The city also chose Harlem because the neighborhood has an extensive network of existing psychiatric programs that can link patients to longer-term care post-crisis.
But to get to those programs, first there has to be a safe intervention - for the first responders as well as the patients.
“It only takes 5 seconds for a non violent situation to become a violent situation," said Bob Ungar, who represents EMS workers. “Our people are not police. They are unarmed.
“In a nutshell our biggest concern is the personal safety of our members who are responding on these calls.”
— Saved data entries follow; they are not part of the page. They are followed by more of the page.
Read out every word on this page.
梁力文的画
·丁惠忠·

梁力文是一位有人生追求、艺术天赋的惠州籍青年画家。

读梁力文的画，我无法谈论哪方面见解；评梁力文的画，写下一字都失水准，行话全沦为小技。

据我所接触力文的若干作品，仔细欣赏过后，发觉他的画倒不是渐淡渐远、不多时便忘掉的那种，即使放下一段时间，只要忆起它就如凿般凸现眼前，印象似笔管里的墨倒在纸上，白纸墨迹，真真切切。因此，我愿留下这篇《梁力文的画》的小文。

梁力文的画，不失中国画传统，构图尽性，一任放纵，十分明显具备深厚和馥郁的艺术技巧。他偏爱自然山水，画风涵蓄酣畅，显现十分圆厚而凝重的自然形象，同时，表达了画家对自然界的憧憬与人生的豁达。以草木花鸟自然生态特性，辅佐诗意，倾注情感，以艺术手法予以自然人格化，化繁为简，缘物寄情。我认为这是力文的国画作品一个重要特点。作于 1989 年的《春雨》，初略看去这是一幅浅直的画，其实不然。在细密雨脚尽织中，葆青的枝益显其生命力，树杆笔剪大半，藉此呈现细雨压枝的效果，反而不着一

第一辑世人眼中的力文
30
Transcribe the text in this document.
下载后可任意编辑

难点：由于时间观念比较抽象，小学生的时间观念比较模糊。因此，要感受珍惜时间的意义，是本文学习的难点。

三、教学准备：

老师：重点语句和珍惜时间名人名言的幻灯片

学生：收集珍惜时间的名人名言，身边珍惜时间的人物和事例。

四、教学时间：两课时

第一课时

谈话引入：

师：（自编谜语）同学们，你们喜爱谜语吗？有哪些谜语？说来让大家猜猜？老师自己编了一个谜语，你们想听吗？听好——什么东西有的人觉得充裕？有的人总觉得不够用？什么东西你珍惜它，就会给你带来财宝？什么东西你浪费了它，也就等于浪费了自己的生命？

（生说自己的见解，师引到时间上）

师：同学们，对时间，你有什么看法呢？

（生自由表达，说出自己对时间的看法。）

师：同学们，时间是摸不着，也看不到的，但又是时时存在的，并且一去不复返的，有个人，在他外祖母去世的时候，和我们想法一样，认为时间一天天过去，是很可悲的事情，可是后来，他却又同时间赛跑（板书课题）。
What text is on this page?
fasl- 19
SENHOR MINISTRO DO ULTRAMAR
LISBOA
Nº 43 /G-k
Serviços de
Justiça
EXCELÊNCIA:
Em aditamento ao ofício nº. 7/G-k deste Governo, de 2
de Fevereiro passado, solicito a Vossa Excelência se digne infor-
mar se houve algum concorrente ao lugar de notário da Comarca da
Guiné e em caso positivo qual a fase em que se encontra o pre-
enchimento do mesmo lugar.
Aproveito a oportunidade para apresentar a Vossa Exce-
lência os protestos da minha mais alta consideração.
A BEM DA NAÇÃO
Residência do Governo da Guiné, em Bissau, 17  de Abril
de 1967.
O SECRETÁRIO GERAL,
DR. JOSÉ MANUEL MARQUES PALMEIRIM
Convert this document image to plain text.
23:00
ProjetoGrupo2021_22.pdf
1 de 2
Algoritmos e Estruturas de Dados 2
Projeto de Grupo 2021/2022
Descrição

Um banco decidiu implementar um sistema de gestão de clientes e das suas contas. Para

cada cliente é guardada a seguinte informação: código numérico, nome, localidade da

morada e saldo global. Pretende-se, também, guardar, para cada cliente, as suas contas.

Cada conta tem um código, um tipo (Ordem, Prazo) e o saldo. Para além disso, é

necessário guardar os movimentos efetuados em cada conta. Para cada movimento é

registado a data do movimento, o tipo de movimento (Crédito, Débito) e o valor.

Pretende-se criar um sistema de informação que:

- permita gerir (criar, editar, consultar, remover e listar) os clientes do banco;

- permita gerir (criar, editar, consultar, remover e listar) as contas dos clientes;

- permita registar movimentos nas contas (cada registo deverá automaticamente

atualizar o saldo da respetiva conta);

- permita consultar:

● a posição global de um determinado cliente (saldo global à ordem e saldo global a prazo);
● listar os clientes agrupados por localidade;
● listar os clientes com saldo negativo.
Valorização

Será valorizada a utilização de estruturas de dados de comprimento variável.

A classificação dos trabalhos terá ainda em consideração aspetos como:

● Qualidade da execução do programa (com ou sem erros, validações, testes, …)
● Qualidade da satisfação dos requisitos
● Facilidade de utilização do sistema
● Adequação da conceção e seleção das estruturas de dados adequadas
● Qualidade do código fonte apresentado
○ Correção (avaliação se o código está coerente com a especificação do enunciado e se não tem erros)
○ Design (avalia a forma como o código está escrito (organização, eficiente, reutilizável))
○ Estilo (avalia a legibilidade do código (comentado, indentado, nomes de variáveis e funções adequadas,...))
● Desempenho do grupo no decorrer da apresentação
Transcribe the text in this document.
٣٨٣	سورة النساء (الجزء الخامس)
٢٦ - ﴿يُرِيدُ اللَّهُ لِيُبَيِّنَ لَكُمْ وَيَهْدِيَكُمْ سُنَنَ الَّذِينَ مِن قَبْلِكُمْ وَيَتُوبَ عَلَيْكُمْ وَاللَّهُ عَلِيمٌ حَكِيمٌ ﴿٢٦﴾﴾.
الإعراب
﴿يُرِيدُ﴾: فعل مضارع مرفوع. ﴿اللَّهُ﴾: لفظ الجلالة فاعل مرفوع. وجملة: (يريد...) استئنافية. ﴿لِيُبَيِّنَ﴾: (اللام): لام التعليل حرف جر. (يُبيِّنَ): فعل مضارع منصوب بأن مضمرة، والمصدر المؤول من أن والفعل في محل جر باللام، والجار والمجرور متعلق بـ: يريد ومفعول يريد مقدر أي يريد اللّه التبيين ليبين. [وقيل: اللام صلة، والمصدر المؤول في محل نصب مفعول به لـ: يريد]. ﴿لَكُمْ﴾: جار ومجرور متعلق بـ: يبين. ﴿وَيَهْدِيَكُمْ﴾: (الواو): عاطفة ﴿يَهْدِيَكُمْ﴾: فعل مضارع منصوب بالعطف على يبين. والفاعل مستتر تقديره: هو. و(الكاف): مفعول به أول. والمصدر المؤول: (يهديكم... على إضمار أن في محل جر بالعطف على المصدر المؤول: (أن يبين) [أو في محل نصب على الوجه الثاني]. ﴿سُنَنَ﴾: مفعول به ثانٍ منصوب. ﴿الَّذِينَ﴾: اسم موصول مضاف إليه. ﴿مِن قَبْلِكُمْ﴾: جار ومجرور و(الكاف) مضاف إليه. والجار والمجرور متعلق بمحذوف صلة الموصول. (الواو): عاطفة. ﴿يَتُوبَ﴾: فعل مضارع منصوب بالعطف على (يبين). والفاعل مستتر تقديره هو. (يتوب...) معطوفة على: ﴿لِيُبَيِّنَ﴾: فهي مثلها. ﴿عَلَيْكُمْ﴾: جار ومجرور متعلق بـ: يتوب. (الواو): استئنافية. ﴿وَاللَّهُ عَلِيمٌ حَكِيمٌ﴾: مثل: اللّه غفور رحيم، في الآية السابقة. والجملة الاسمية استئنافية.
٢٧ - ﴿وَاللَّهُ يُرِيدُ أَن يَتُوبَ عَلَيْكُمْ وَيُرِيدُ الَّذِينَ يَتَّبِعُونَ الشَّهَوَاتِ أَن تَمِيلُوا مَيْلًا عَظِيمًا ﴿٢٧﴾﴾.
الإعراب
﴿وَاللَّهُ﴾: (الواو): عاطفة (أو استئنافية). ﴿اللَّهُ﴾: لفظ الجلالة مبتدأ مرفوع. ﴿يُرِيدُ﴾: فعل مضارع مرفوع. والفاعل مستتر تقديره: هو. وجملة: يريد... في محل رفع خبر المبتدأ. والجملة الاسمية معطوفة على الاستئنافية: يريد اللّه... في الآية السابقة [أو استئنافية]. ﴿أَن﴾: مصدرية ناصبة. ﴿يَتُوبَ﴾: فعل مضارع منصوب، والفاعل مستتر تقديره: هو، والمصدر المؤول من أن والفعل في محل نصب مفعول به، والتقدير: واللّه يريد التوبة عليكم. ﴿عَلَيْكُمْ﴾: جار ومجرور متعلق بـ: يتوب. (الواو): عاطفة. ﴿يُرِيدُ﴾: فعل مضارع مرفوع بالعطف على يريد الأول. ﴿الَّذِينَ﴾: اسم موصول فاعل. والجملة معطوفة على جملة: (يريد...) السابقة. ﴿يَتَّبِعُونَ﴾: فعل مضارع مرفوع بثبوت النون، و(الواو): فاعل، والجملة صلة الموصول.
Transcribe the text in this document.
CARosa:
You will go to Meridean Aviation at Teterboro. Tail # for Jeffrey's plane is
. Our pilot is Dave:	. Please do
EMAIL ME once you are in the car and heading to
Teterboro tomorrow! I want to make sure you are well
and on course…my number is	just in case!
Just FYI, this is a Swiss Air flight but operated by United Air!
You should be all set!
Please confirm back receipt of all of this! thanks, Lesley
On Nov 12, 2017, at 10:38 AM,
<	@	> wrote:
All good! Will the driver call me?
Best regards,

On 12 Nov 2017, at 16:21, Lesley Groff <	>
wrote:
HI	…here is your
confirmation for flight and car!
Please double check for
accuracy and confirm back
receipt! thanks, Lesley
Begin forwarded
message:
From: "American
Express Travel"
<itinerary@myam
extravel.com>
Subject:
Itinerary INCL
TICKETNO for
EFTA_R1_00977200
Ungar wants EMTs to have more training in how to defend themselves. An FDNY spokesman says every member of the pilot program has had extensive self-defense training over the last several weeks.
"Maybe they should be carrying the kind of spray that you know mail carriers carry. Maybe pepper spray or some basic self defense training.”
City officials also confirmed the EMTs will be paid six percent extra salary differential for participating in this program, similar to those who work in HazMat teams.
There are not a lot of other alternate dispatch programs out there, so it’s hard to assess what the success rate has been.
The Cahoots program in Eugene, Oregon is one everyone talks about. Baltimore is doing a pilot on suicidal patients as well. But those are much different places than New York City.
The candidates for mayor are calling for this to be done, here and now.
Mayor Bill de Blasio has already put $92 million of federal stimulus money into the fiscal 2022 budget to scale the pilot program citywide.
If it works, it could benefit people like Peggy Herrera, who ended up in jail in 2019 after calling for help for her son - help she says he never received.
"It's always a trigger," said Herrera, who has plans for a notice of claim against the city. "I called for help for my son's crisis ... which didn't end good."